Septins are
GTP-binding proteins that form filaments and higher-order structures on the cell cortex of eukaryotic cells and associate with actin and microtubule cytoskeletal networks. When assembled,
septins coordinate cell division and contribute to cell polarity maintenance and membrane remodeling. These functions manifest themselves via scaffolding of cytosolic
proteins and cytoskeletal networks to specific locations on membranes and by forming diffusional barriers that restrict lateral diffusion of
proteins embedded in membranes. Notably, many
neurodegenerative diseases and
cancers have been characterized as having misregulated
septins, suggesting that their functions are relevant to diverse diseases. Despite the importance of
septins, little is known about what features of the plasma membrane influence
septin recruitment and alternatively, how
septins influence plasma membrane properties.

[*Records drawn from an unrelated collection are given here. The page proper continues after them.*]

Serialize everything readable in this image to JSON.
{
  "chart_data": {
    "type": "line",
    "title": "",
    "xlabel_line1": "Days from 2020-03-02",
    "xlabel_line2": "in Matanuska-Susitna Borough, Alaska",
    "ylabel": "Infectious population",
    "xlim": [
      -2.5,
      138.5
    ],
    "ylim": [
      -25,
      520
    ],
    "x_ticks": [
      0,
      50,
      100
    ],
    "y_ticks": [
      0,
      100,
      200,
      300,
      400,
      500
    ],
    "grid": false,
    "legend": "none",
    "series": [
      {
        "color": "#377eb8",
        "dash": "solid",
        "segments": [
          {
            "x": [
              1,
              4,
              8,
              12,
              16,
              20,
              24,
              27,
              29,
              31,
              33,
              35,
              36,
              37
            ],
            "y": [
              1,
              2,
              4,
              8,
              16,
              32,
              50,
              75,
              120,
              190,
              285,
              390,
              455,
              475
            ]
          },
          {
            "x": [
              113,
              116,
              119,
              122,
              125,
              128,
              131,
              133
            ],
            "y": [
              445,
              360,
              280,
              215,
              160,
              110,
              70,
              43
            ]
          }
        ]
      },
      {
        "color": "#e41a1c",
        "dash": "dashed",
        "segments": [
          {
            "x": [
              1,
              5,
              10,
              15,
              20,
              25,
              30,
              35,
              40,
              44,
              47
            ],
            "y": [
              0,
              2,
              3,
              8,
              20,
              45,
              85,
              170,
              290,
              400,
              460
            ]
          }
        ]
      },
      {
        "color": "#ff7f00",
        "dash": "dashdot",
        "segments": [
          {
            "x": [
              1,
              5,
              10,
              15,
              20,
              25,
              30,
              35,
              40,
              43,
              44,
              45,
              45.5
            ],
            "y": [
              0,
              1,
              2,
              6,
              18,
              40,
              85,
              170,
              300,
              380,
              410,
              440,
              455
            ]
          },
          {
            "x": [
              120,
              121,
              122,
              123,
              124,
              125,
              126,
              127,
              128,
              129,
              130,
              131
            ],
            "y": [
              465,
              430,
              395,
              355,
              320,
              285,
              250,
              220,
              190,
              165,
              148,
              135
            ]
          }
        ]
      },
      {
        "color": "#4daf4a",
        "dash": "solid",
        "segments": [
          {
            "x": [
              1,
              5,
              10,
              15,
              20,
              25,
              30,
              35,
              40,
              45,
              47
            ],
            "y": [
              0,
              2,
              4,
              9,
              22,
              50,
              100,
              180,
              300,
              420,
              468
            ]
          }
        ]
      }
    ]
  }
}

Septins have been localized to the cell cortex at the base of cilia, the mother-bud neck of yeast, and branch points of filamentous fungi and dendritic spines, in cleavage furrows, and in retracting membrane protrusions in mammalian cells. These sites all possess some degree of curvature and are likely composed of distinct
lipid pools. Depending on the context,
septins may act alone or in concert with other cytoskeletal elements to influence and sense membrane properties. The degree to which
septins react to and/or induce changes in shape and
lipid composition are discussed here. As
septins are an essential player in basic biology and disease, understanding the interplay between
septins and the plasma membrane is critical and may yield new and unexpected functions.